The Serum Institute of India on Tuesday once again dismissed the claims of a Chennai volunteer who said he had faced “severe adverse effects” due to the trials of its potential coronavirus vaccine Covishield. The drug manufacturer said that the vaccine was “safe and immunogenic” and was not the reason behind the complications faced by the volunteer.
“The incident with the Chennai volunteer, though highly unfortunate, was in no way induced by the vaccine and Serum Institute of India is sympathetic with the volunteer’s medical condition,” the company claimed.
The Pune-based firm also said that it had followed “requisite regulatory and ethical processes and guidelines” during the administering of the vaccine.

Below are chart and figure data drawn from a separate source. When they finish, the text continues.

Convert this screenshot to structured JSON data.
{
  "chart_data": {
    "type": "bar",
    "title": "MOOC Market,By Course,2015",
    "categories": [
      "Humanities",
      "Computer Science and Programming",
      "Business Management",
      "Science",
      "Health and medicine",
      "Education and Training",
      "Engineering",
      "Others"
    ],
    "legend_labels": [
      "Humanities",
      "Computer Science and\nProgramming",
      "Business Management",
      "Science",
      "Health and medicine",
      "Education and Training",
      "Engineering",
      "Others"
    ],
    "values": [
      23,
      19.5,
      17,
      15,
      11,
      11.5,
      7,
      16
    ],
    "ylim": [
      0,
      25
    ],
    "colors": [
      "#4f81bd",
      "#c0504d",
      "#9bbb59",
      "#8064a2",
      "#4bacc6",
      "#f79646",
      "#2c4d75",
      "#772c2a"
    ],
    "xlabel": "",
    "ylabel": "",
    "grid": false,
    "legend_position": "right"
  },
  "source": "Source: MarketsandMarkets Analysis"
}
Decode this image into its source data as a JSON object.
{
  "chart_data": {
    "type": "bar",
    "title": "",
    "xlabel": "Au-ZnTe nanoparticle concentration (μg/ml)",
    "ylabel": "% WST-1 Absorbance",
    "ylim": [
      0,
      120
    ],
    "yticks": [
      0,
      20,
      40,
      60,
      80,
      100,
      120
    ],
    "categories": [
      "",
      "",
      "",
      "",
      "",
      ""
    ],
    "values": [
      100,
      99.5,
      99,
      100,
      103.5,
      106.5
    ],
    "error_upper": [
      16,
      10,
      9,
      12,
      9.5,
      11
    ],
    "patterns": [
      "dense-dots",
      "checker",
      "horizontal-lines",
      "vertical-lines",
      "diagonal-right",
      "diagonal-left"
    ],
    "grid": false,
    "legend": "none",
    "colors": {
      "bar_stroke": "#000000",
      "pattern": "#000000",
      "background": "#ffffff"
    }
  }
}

The statement said that it had informed about the incident to officials of the Data and Safety Monitoring Board and the Ethics Committee, who cleared it as a “non-related issue to the vaccine trial”. A report and data on the incident were then submitted to the Drugs Controller General of India, and the trials were continued only after the “required processes” were cleared, Serum Institute said.

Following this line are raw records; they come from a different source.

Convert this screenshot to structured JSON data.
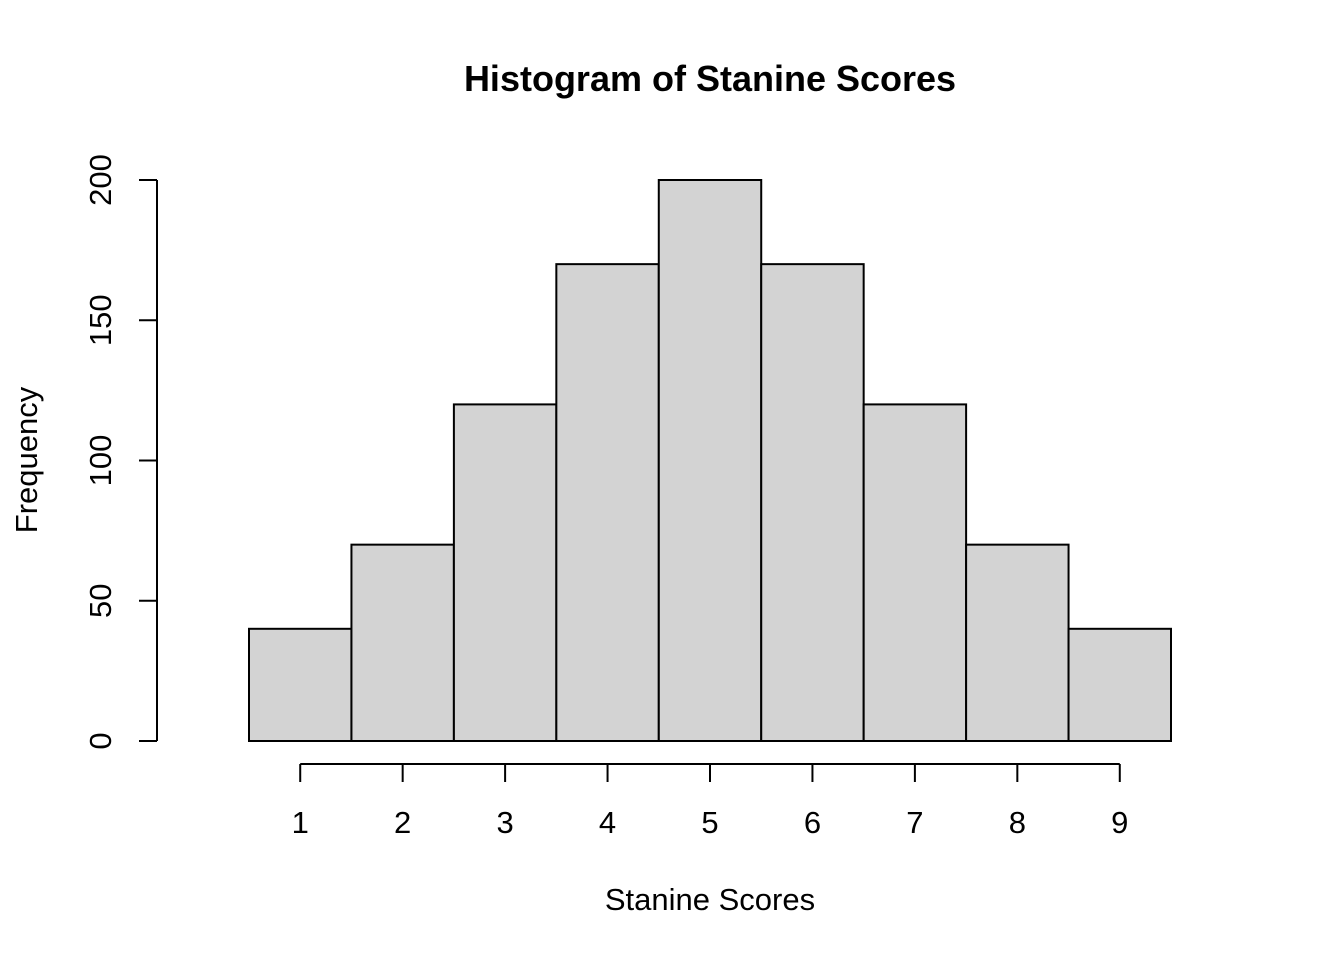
{
  "chart_data": {
    "type": "bar",
    "title": "Histogram of Stanine Scores",
    "xlabel": "Stanine Scores",
    "ylabel": "Frequency",
    "categories": [
      "1",
      "2",
      "3",
      "4",
      "5",
      "6",
      "7",
      "8",
      "9"
    ],
    "x": [
      1,
      2,
      3,
      4,
      5,
      6,
      7,
      8,
      9
    ],
    "values": [
      40,
      70,
      120,
      170,
      200,
      170,
      120,
      70,
      40
    ],
    "bin_width": 1,
    "xlim": [
      0.5,
      9.5
    ],
    "ylim": [
      0,
      200
    ],
    "yticks": [
      0,
      50,
      100,
      150,
      200
    ],
    "xticks": [
      1,
      2,
      3,
      4,
      5,
      6,
      7,
      8,
      9
    ],
    "grid": false,
    "bar_fill": "#d3d3d3",
    "bar_stroke": "#000000"
  }
}
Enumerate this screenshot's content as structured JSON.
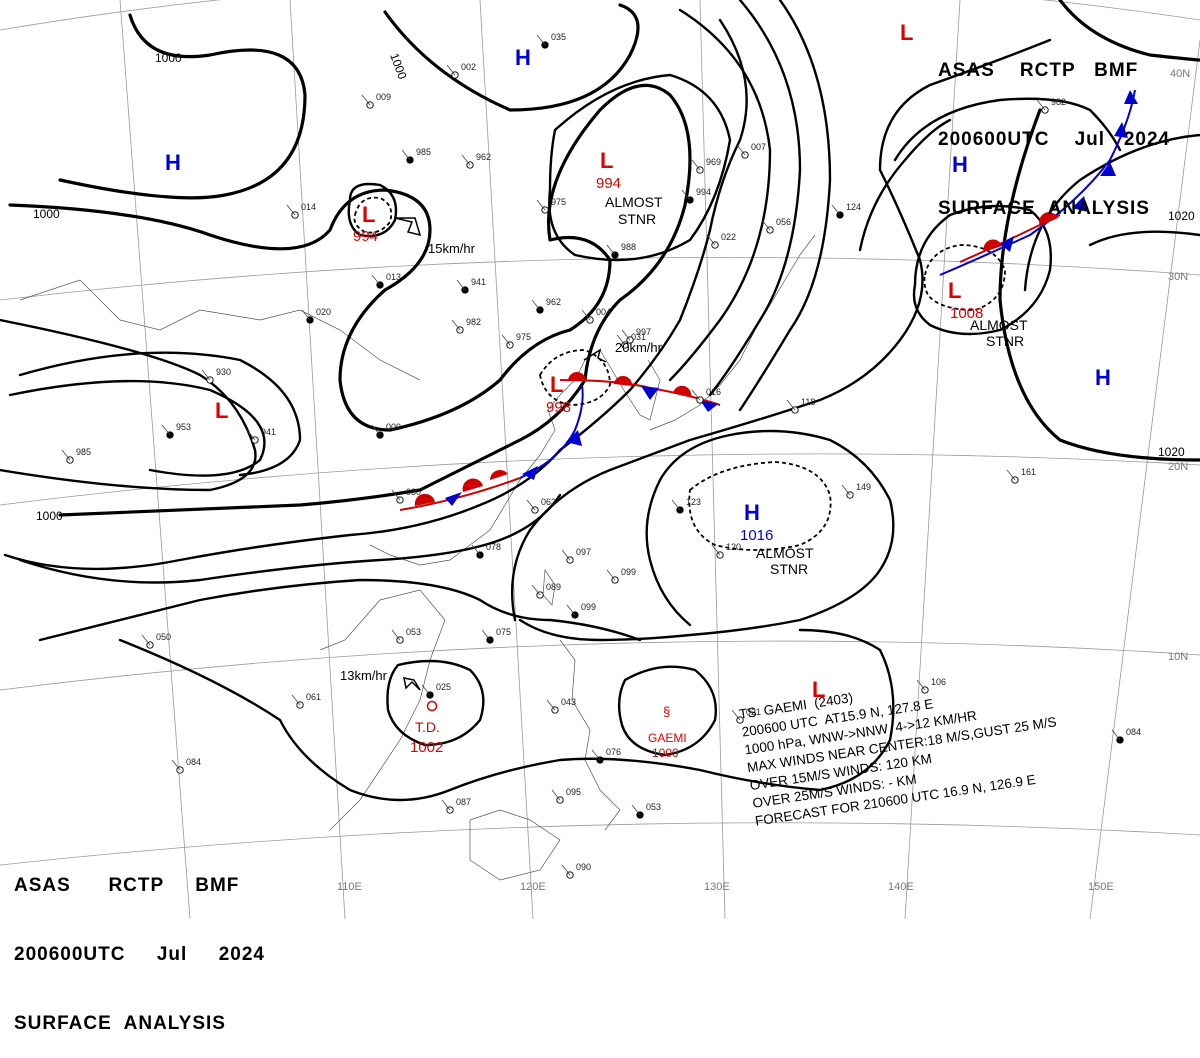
{
  "header_top": {
    "line1": "ASAS    RCTP   BMF",
    "line2": "200600UTC    Jul   2024",
    "line3": "SURFACE  ANALYSIS"
  },
  "header_bottom": {
    "line1": "ASAS      RCTP     BMF",
    "line2": "200600UTC     Jul     2024",
    "line3": "SURFACE  ANALYSIS"
  },
  "colors": {
    "low": "#e00000",
    "high": "#0000d0",
    "isobar": "#000000",
    "grid": "#9a9a9a"
  },
  "isobar_labels": [
    "1000",
    "1000",
    "1000",
    "1000",
    "1020",
    "1020"
  ],
  "latitude_labels": [
    "40N",
    "30N",
    "20N",
    "10N"
  ],
  "longitude_labels": [
    "110E",
    "120E",
    "130E",
    "140E",
    "150E"
  ],
  "pressure_centers": [
    {
      "type": "L",
      "value": "994",
      "note": ""
    },
    {
      "type": "L",
      "value": "994",
      "note": "ALMOST STNR"
    },
    {
      "type": "L",
      "value": "998",
      "note": ""
    },
    {
      "type": "L",
      "value": "1008",
      "note": "ALMOST STNR"
    },
    {
      "type": "L",
      "value": "",
      "note": ""
    },
    {
      "type": "L",
      "value": "",
      "note": ""
    },
    {
      "type": "L",
      "value": "",
      "note": ""
    },
    {
      "type": "H",
      "value": "1016",
      "note": "ALMOST STNR"
    },
    {
      "type": "H",
      "value": "",
      "note": ""
    },
    {
      "type": "H",
      "value": "",
      "note": ""
    },
    {
      "type": "H",
      "value": "",
      "note": ""
    },
    {
      "type": "H",
      "value": "",
      "note": ""
    }
  ],
  "td_label": "T.D.",
  "td_pressure": "1002",
  "typhoon_name": "GAEMI",
  "typhoon_pressure": "1000",
  "motions": [
    "15km/hr",
    "20km/hr",
    "13km/hr"
  ],
  "almost_stnr": [
    "ALMOST",
    "STNR"
  ],
  "typhoon_warning": [
    "TS  GAEMI  (2403)",
    "200600 UTC  AT15.9 N, 127.8 E",
    "1000 hPa, WNW->NNW  4->12 KM/HR",
    "MAX WINDS NEAR CENTER:18 M/S,GUST 25 M/S",
    "OVER 15M/S WINDS: 120 KM",
    "OVER 25M/S WINDS: - KM",
    "FORECAST FOR 210600 UTC 16.9 N, 126.9 E"
  ],
  "station_values": [
    "035",
    "002",
    "009",
    "985",
    "962",
    "975",
    "941",
    "982",
    "975",
    "962",
    "004",
    "031",
    "988",
    "022",
    "969",
    "994",
    "007",
    "056",
    "124",
    "982",
    "930",
    "953",
    "985",
    "941",
    "009",
    "030",
    "063",
    "078",
    "097",
    "099",
    "099",
    "089",
    "061",
    "075",
    "053",
    "043",
    "025",
    "050",
    "084",
    "076",
    "087",
    "095",
    "053",
    "090",
    "106",
    "084",
    "161",
    "149",
    "123",
    "118",
    "016",
    "020",
    "014",
    "120",
    "013",
    "997",
    "021",
    "069"
  ]
}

It reiterated that the legal notice sent by the volunteer maligns the reputation of the company and assured that the vaccine will not be released until it is proven to be immunogenic and safe.
On Sunday, after the volunteer levelled the charges against Serum Institute, the company filed a Rs 100 crore defamation suit, calling the allegations “malicious” and “misconceived”.
A 40-year-old participant had sent a legal notice on November 21 and sued Serum Institute for Rs 5 crore. He was administered a dose of the vaccine at Chennai’s Sri Ramachandra Institute of Higher Education and Research on October 1. Copies of his legal notice have also been sent to the chief executive of AstraZeneca in the United Kingdom, chief investigator of the Oxford trials and vice-chancellor of Ramachandra Institute.
He alleged that the vaccine triggered an adverse reaction, including neurological impairment.
Serum Institute of India has partnered with the British drugmaker AstraZeneca and the University of Oxford to conduct trials on its vaccine in India and produce it if it secures approval.
The volunteer demanded that the vaccine trial be immediately halted and all plans for its “manufacture and distribution” be suspended, failing which legal action would be taken. According to the legal notice, there was a total “behavioural change” in the participant and he seemed unaware of his surroundings.
Meanwhile a senior scientist at the Indian Council of Medical Research on Monday said that the Drugs Controller General of India was assessing the incident and it was expected to be completed soon. Dr Samiran Panda said that a vaccine trial, which looks at safety and efficacy of a drug, would come across some side effects or adverse effects. “The point is to figure out if the adverse event is linked to the investigational product, in this case the vaccine,” he said.